Search code examples
mysqldatediff

Calculate the average date difference


This is the essential setup of the table (only the DDL for relevant columns is present). MySQL version 8.0.15

The intent is to show an average of date difference interval between orders.

    CREATE TABLE final (
    prim_id INT(11) NOT NULL AUTO_INCREMENT,
    order_ID INT(11) NOT NULL,
    cust_ID VARCHAR(45) NOT NULL,
    created_at DATETIME NOT NULL,
    item_name VARCHAR(255) NOT NULL,
    cust_name VARCHAR(255) NOT NULL,
    PRIMARY KEY (prim_id),
    COLLATE='latin1_swedish_ci'
    ENGINE=InnoDB
    AUTO_INCREMENT=145699

Additional information:

cust ID -> cust_name (one-to-many)
cust_ID -> order_ID (one-to-many)
order ID -> item_name (one-to-many)
order ID -> created_at (one-to-one)
prim_id -> *everything* (one-to-many)

I've thought of using min(created_at) and max(created_at) but that will exclude all the orders between oldest and newest. I need a more refined solution.

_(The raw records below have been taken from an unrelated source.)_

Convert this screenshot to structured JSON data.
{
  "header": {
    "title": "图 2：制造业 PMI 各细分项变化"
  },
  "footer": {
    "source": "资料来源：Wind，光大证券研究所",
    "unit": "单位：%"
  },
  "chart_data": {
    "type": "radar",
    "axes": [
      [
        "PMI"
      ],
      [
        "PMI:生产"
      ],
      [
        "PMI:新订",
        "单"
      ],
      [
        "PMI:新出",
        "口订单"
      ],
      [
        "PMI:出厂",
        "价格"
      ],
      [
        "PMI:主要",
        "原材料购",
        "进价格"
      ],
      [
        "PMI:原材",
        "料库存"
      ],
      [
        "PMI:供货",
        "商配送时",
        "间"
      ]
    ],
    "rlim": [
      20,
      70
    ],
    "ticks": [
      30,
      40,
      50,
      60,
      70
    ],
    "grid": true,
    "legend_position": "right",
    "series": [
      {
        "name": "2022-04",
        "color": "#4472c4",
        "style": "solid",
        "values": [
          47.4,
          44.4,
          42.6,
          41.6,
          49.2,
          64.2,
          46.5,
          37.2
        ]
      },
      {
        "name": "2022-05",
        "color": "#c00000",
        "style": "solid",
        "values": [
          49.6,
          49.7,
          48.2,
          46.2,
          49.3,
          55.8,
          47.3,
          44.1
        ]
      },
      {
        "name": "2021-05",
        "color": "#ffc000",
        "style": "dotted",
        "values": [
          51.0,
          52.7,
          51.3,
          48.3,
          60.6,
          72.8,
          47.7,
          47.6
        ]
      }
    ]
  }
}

The end result should be like this:

Information about average time intervals between all orders, (not just min and max because there are quite often times, more than two) measured in days, next to a column showing the client's name (cust_name).


Solution

  • If I get this right you might use a subquery getting the date of the previous order. Use datediff() to get the difference between the dates and avg() to get the average of that differences.

    SELECT f1.cust_id,
           avg(datediff(f1.created_at,
                        (SELECT f2.created_at
                                FROM final f2
                                WHERE f2.cust_id = f1.cust_id
                                      AND (f2.created_at < f1.created_at
                                            OR f2.created_at = f1.created_at
                                               AND f2.order_id < f1.order_id)
                                ORDER BY f2.created_at DESC,
                                         f2.order_id DESC
                                LIMIT 1)))
           FROM final f1
           GROUP BY f1.cust_id;
    

    Edit:

    If there can be more rows for one order ID, as KIKO Software mentioned we need to do the SELECT from the distinct set of orders like:

    SELECT f1.cust_id,
           avg(datediff(f1.created_at,
                        (SELECT f2.created_at
                                FROM (SELECT DISTINCT f3.cust_id,
                                                      f3.created_at,
                                                      f3.order_id
                                             FROM final f3) f2
                                WHERE f2.cust_id = f1.cust_id
                                      AND (f2.created_at < f1.created_at
                                            OR f2.created_at = f1.created_at
                                               AND f2.order_id < f1.order_id)
                                ORDER BY f2.created_at DESC,
                                         f2.order_id DESC
                                LIMIT 1)))
           FROM (SELECT DISTINCT f3.cust_id,
                                 f3.created_at,
                                 f3.order_id
                        FROM final f3) f1
           GROUP BY f1.cust_id;
    

    This may fail if there can be two rows for an order with different customer IDs or different creation time stamps. But in that case the data is just complete garbage and needs to be corrected before anything else.


    2nd Edit:

    Or alternatively getting the maximum creation timestamp per order if these can differ:

    SELECT f1.cust_id,
           avg(datediff(f1.created_at,
                        (SELECT f2.created_at
                                FROM (SELECT max(f3.cust_id) cust_id,
                                             max(f3.created_at) created_at,
                                             f3.order_id
                                             FROM final f3
                                             GROUP BY f3.order_id) f2
                                WHERE f2.cust_id = f1.cust_id
                                      AND (f2.created_at < f1.created_at
                                            OR f2.created_at = f1.created_at
                                               AND f2.order_id < f1.order_id)
                                ORDER BY f2.created_at DESC,
                                         f2.order_id DESC
                                LIMIT 1)))
           FROM (SELECT max(f3.cust_id) cust_id,
                        max(f3.created_at) created_at,
                        f3.order_id
                        FROM final f3
                        GROUP BY f3.order_id) f1
           GROUP BY f1.cust_id;